For themes this personal, Reed arrives with unlikely background credentials. Previously known as Babe Rainbow, a Warp Records-signed electronic instrumental project whose work Pitchfork described as "overcast, suffocating sonic landscapes," Reed pivots with Father Of The Year into altogether more intimate territory, kitchen sink storytelling in the tradition of John Prine, Loudon Wainwright III, and Bill Callahan. The tradition has always made room for men who fall short. It hasn't often had to accommodate a generation of men who have the language to understand themselves completely and nothing to show for it.
“The Fixer” opens with just guitar and hushed vocals, a man alone in a room acknowledging his limitations before the band has even arrived. It's a quiet, disarming entrance for a character who is anything but. When producer and multi-instrumentalist Christopher Vincent's arrangement fills in, organ, brass and strings built around a loose blues-inflected riff and a cool mid-tempo groove, it carries the warmth of 70s soul, a tradition that has also known what to do with a man who loves someone and fails.
The character is immediately recognizable. He arrives defensive before anyone has said a word ("Don't accuse me of nothing"), fluent in his own dysfunction and entirely unable to apply it ("All I've got are my tools / But I can't build a thing / I'm a half-ignorant man"), and absolutely certain of his own authority. The tension at the heart of the song, the desire to help someone you love, is real and tender, but so is the arrogance that makes you ignore what the moment actually requires.

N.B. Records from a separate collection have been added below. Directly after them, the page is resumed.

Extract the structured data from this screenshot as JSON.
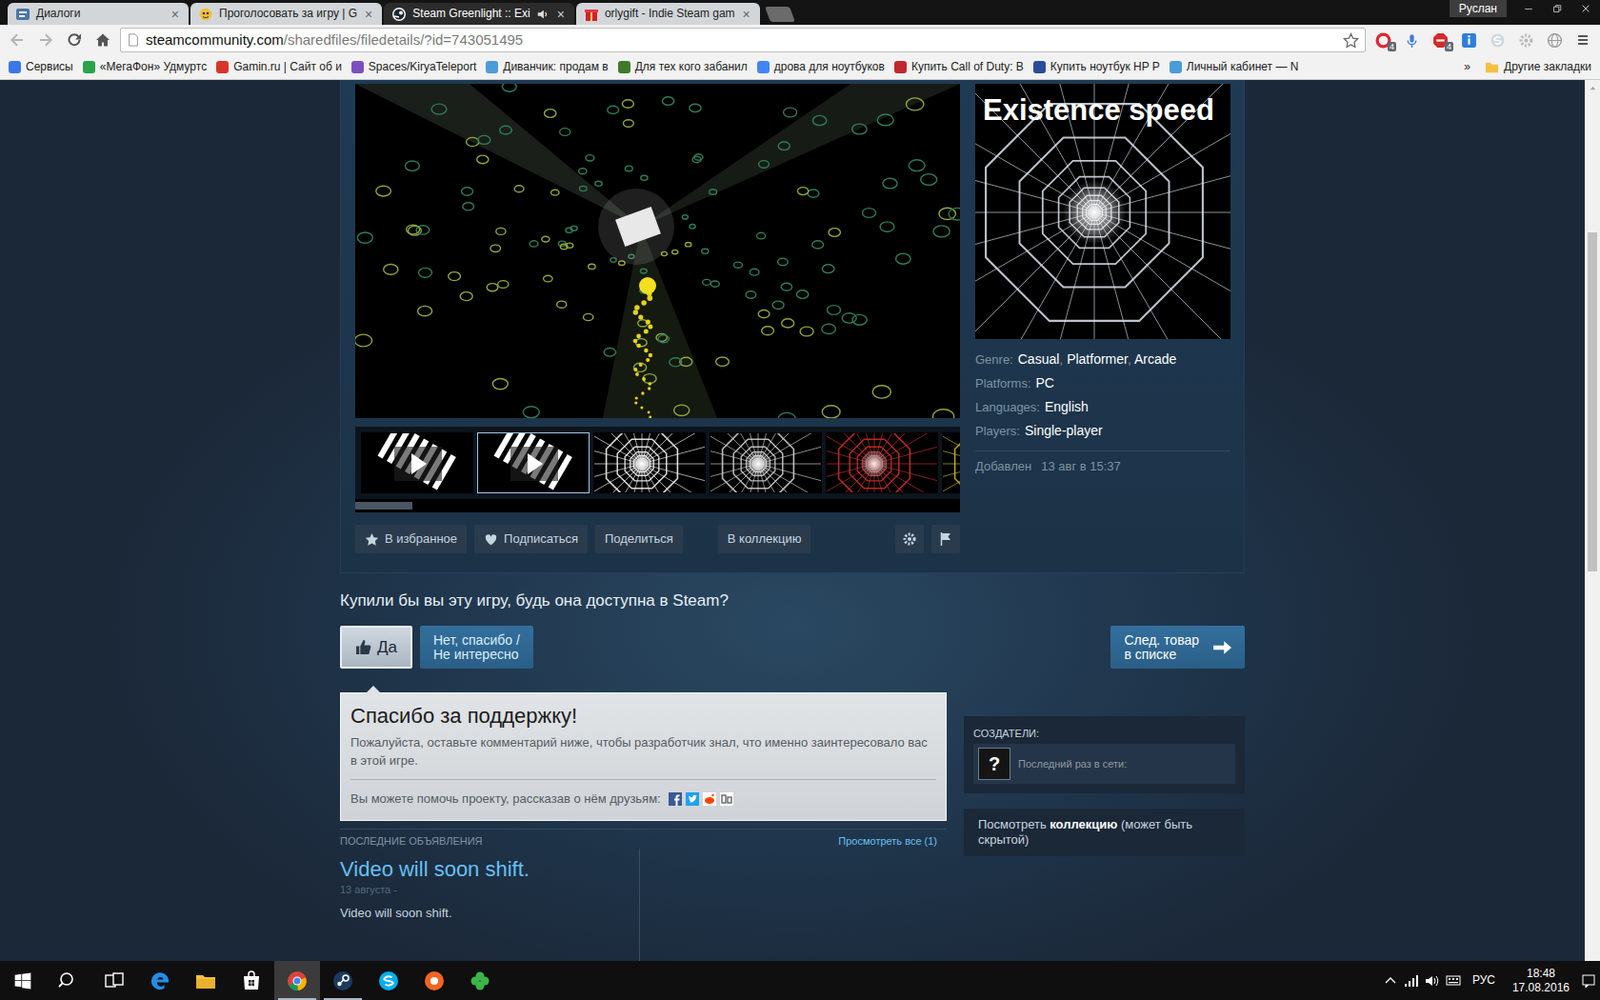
{
  "browser": {
    "tabs": [
      {
        "label": "Диалоги",
        "selected": false,
        "kind": "vk",
        "audio": false
      },
      {
        "label": "Проголосовать за игру | G",
        "selected": false,
        "kind": "game",
        "audio": false
      },
      {
        "label": "Steam Greenlight :: Exi",
        "selected": true,
        "kind": "steam",
        "audio": true
      },
      {
        "label": "orlygift - Indie Steam gam",
        "selected": false,
        "kind": "gift",
        "audio": false
      }
    ],
    "tab_close": "×",
    "user": "Руслан",
    "address": {
      "host": "steamcommunity.com",
      "path": "/sharedfiles/filedetails/?id=743051495"
    },
    "extensions": [
      {
        "kind": "opera",
        "badge": "4"
      },
      {
        "kind": "mic"
      },
      {
        "kind": "abp",
        "badge": "4"
      },
      {
        "kind": "info"
      },
      {
        "kind": "skype"
      },
      {
        "kind": "gear"
      },
      {
        "kind": "globe"
      }
    ],
    "bookmarks": [
      {
        "label": "Сервисы",
        "color": "#3b78e7"
      },
      {
        "label": "«МегаФон» Удмуртс",
        "color": "#2aa34a"
      },
      {
        "label": "Gamin.ru | Сайт об и",
        "color": "#d9342b"
      },
      {
        "label": "Spaces/KiryaTeleport",
        "color": "#7b4fbf"
      },
      {
        "label": "Диванчик: продам в",
        "color": "#4a9bd9"
      },
      {
        "label": "Для тех кого забанил",
        "color": "#3f7a2a"
      },
      {
        "label": "дрова для ноутбуков",
        "color": "#4285f4"
      },
      {
        "label": "Купить Call of Duty: B",
        "color": "#c0282d"
      },
      {
        "label": "Купить ноутбук HP P",
        "color": "#2b4c9b"
      },
      {
        "label": "Личный кабинет — N",
        "color": "#4a9bd9"
      }
    ],
    "bookmarks_more": "»",
    "other_bookmarks": "Другие закладки"
  },
  "media": {
    "capsule_title": "Existence speed",
    "thumbnails": [
      {
        "kind": "video",
        "selected": false,
        "color": "#ffffff"
      },
      {
        "kind": "video",
        "selected": true,
        "color": "#ffffff"
      },
      {
        "kind": "image",
        "selected": false,
        "color": "#ffffff"
      },
      {
        "kind": "image",
        "selected": false,
        "color": "#d8d8d8"
      },
      {
        "kind": "image",
        "selected": false,
        "color": "#d03030"
      },
      {
        "kind": "image",
        "selected": false,
        "color": "#c8c020"
      }
    ],
    "strip_scroll": {
      "level": 0.095
    }
  },
  "actions": {
    "buttons": [
      {
        "label": "В избранное",
        "kind": "favorite"
      },
      {
        "label": "Подписаться",
        "kind": "follow"
      },
      {
        "label": "Поделиться",
        "kind": "share"
      },
      {
        "label": "В коллекцию",
        "kind": "collection"
      }
    ],
    "tools": [
      {
        "kind": "settings"
      },
      {
        "kind": "report"
      }
    ]
  },
  "details": {
    "rows": [
      {
        "label": "Genre:",
        "values": [
          "Casual",
          "Platformer",
          "Arcade"
        ]
      },
      {
        "label": "Platforms:",
        "values": [
          "PC"
        ]
      },
      {
        "label": "Languages:",
        "values": [
          "English"
        ]
      },
      {
        "label": "Players:",
        "values": [
          "Single-player"
        ]
      }
    ],
    "separator": ", ",
    "added": {
      "label": "Добавлен",
      "value": "13 авг в 15:37"
    }
  },
  "vote": {
    "question": "Купили бы вы эту игру, будь она доступна в Steam?",
    "yes": {
      "label": "Да",
      "selected": true
    },
    "no": {
      "lines": [
        "Нет, спасибо /",
        "Не интересно"
      ],
      "selected": false
    },
    "next": {
      "lines": [
        "След. товар",
        "в списке"
      ]
    }
  },
  "thanks": {
    "title": "Спасибо за поддержку!",
    "text": "Пожалуйста, оставьте комментарий ниже, чтобы разработчик знал, что именно заинтересовало вас в этой игре.",
    "share": "Вы можете помочь проекту, рассказав о нём друзьям:",
    "social": [
      {
        "kind": "facebook"
      },
      {
        "kind": "twitter"
      },
      {
        "kind": "reddit"
      },
      {
        "kind": "digg"
      }
    ]
  },
  "announcements": {
    "header": "ПОСЛЕДНИЕ ОБЪЯВЛЕНИЯ",
    "view_all": "Просмотреть все (1)",
    "items": [
      {
        "title": "Video will soon shift.",
        "date": "13 августа -",
        "body": "Video will soon shift."
      }
    ]
  },
  "creators": {
    "header": "СОЗДАТЕЛИ:",
    "avatar": "?",
    "status": "Последний раз в сети:"
  },
  "collection": {
    "before": "Посмотреть ",
    "link": "коллекцию",
    "after": " (может быть скрытой)"
  },
  "page_scrollbar": {
    "start": 0.173,
    "level": 0.385
  },
  "taskbar": {
    "apps": [
      {
        "kind": "start",
        "active": false,
        "running": false
      },
      {
        "kind": "search",
        "active": false,
        "running": false
      },
      {
        "kind": "taskview",
        "active": false,
        "running": false
      },
      {
        "kind": "edge",
        "active": false,
        "running": false
      },
      {
        "kind": "explorer",
        "active": false,
        "running": false
      },
      {
        "kind": "store",
        "active": false,
        "running": false
      },
      {
        "kind": "chrome",
        "active": true,
        "running": true
      },
      {
        "kind": "steam",
        "active": false,
        "running": true
      },
      {
        "kind": "skype",
        "active": false,
        "running": false
      },
      {
        "kind": "orange",
        "active": false,
        "running": false
      },
      {
        "kind": "clover",
        "active": false,
        "running": false
      }
    ],
    "language": "РУС",
    "time": "18:48",
    "date": "17.08.2016"
  }
}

The grandeur peaks mid-song with a kind of magnificent self-delusion: "You'll address me 'Your Highness' / I'm the smartest man in the room / When you hear what I have to say / Then you'll believe it too / I'm a cold-hearted fool / Traits befitting a king." He knows he's the punchline. He delivers it anyway. “That’s what makes me a man,” Between each chorus, a weary sigh, "I'm the fixer," followed by the offer he can't stop making: "I can give you a hand."

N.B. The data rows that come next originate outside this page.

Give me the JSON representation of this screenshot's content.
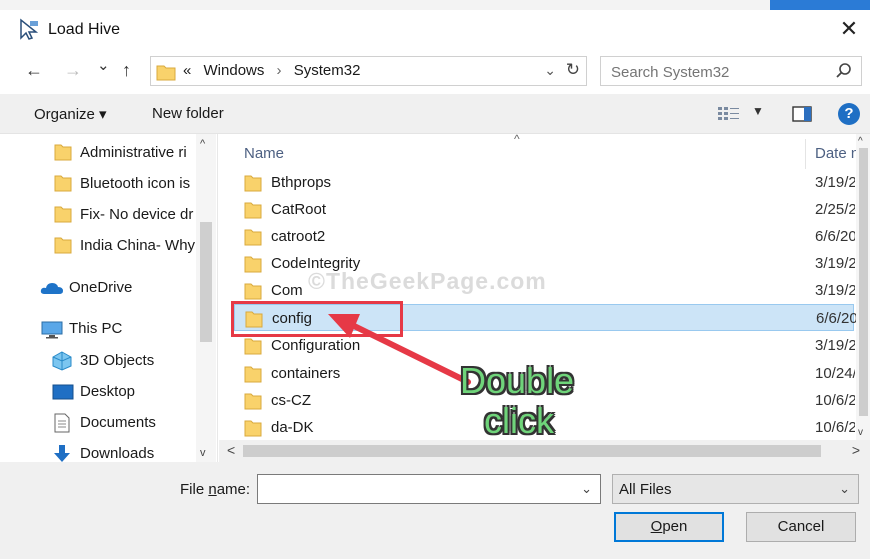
{
  "window": {
    "title": "Load Hive",
    "close_glyph": "✕"
  },
  "nav": {
    "back_glyph": "←",
    "forward_glyph": "→",
    "recent_glyph": "⌄",
    "up_glyph": "↑",
    "address": {
      "overflow": "«",
      "crumbs": [
        "Windows",
        "System32"
      ],
      "separator": "›",
      "dropdown_glyph": "⌄",
      "refresh_glyph": "↻"
    },
    "search": {
      "placeholder": "Search System32"
    }
  },
  "toolbar": {
    "organize_label": "Organize ▾",
    "new_folder_label": "New folder",
    "view_dd": "▼",
    "help_glyph": "?"
  },
  "sidebar": {
    "quick_items": [
      {
        "label": "Administrative ri"
      },
      {
        "label": "Bluetooth icon is"
      },
      {
        "label": "Fix- No device dr"
      },
      {
        "label": "India China- Why"
      }
    ],
    "onedrive_label": "OneDrive",
    "thispc_label": "This PC",
    "pc_items": [
      {
        "label": "3D Objects",
        "icon": "3d-objects-icon"
      },
      {
        "label": "Desktop",
        "icon": "desktop-icon"
      },
      {
        "label": "Documents",
        "icon": "documents-icon"
      },
      {
        "label": "Downloads",
        "icon": "downloads-icon"
      }
    ],
    "scroll_up": "^",
    "scroll_down": "v"
  },
  "filelist": {
    "columns": {
      "name": "Name",
      "date": "Date n"
    },
    "sort_caret": "^",
    "rows": [
      {
        "name": "Bthprops",
        "date": "3/19/2"
      },
      {
        "name": "CatRoot",
        "date": "2/25/2"
      },
      {
        "name": "catroot2",
        "date": "6/6/20"
      },
      {
        "name": "CodeIntegrity",
        "date": "3/19/2"
      },
      {
        "name": "Com",
        "date": "3/19/2"
      },
      {
        "name": "config",
        "date": "6/6/20",
        "selected": true
      },
      {
        "name": "Configuration",
        "date": "3/19/2"
      },
      {
        "name": "containers",
        "date": "10/24/"
      },
      {
        "name": "cs-CZ",
        "date": "10/6/2"
      },
      {
        "name": "da-DK",
        "date": "10/6/2"
      }
    ],
    "scroll_up": "^",
    "scroll_down": "v",
    "hscroll_left": "<",
    "hscroll_right": ">"
  },
  "bottom": {
    "filename_label_pre": "File ",
    "filename_label_u": "n",
    "filename_label_post": "ame:",
    "filename_value": "",
    "dropdown_glyph": "⌄",
    "filter_value": "All Files",
    "open_u": "O",
    "open_rest": "pen",
    "cancel_label": "Cancel"
  },
  "overlay": {
    "watermark": "©TheGeekPage.com",
    "annotation_line1": "Double",
    "annotation_line2": "click",
    "red_color": "#e63946",
    "annotation_color": "#6fd47a"
  }
}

“The Fixer” introduces a man at his most fortified, a man who can't stop offering solutions to problems nobody asked him to solve, and who has not yet learned to simply listen.
Where “The Fixer” introduced the central character at his most fortified, "When You Hold Your Breath" finds him at his most open. The arrangement, conceived by producer and multi-instrumentalist Christopher Vincent, carries the same warmth of organ, brass and strings, the same loose mid-tempo groove, but the emotional register has shifted. This is not a man fixing problems nobody asked him to solve. This is a man learning to listen.

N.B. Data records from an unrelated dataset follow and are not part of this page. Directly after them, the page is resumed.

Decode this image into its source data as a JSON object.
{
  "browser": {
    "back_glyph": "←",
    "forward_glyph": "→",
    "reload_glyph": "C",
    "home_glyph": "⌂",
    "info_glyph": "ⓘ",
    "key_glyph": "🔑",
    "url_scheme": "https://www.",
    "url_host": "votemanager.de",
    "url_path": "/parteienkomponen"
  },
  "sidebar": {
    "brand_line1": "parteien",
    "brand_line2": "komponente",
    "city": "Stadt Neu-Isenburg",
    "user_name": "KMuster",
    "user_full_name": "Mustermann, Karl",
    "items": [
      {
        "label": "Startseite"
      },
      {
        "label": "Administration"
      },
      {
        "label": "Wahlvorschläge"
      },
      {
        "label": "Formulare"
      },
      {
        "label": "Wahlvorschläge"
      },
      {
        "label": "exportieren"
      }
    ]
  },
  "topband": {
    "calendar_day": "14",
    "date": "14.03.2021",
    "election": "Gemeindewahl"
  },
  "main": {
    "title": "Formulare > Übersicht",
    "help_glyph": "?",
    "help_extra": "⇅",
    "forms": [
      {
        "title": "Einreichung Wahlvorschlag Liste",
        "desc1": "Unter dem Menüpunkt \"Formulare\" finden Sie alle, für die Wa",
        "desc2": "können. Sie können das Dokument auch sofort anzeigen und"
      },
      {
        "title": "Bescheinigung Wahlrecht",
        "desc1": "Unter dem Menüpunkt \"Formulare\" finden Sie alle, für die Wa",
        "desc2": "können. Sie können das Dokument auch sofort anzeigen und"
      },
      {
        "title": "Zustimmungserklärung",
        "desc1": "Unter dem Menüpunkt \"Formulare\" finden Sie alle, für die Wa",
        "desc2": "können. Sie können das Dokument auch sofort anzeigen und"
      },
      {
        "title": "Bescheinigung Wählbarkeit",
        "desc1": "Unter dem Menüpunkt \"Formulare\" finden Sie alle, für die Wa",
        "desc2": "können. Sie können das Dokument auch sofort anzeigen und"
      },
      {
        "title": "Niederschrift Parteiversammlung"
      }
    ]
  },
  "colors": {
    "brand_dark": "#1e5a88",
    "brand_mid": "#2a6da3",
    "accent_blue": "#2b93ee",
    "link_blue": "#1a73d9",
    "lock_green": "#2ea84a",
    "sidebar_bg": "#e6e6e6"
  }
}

The song turns on a private language two people build in the silence between words. ‘When you hold your breath, I hear every word unspoken / When you're lost in thought, I'll never know where you go.’ He can feel everything she isn't saying. He will never fully reach her. In a crisis just one look will hold us together / When I see you exhale then I know you found your way home.’
While “The FIxer” highlighted a man who couldn't stop talking, he learned that the things left unsaid are the ones still in our command. It is not a comfortable admission for someone like him. "I'm not a humble man" he concedes, before the song opens into something larger, love not as a problem to be solved but as a defiance of everything that would diminish it. ‘In defiance, we'll sing as Death comes to take us / 'Cause our love assures we'll be heard through the Great Unknown.’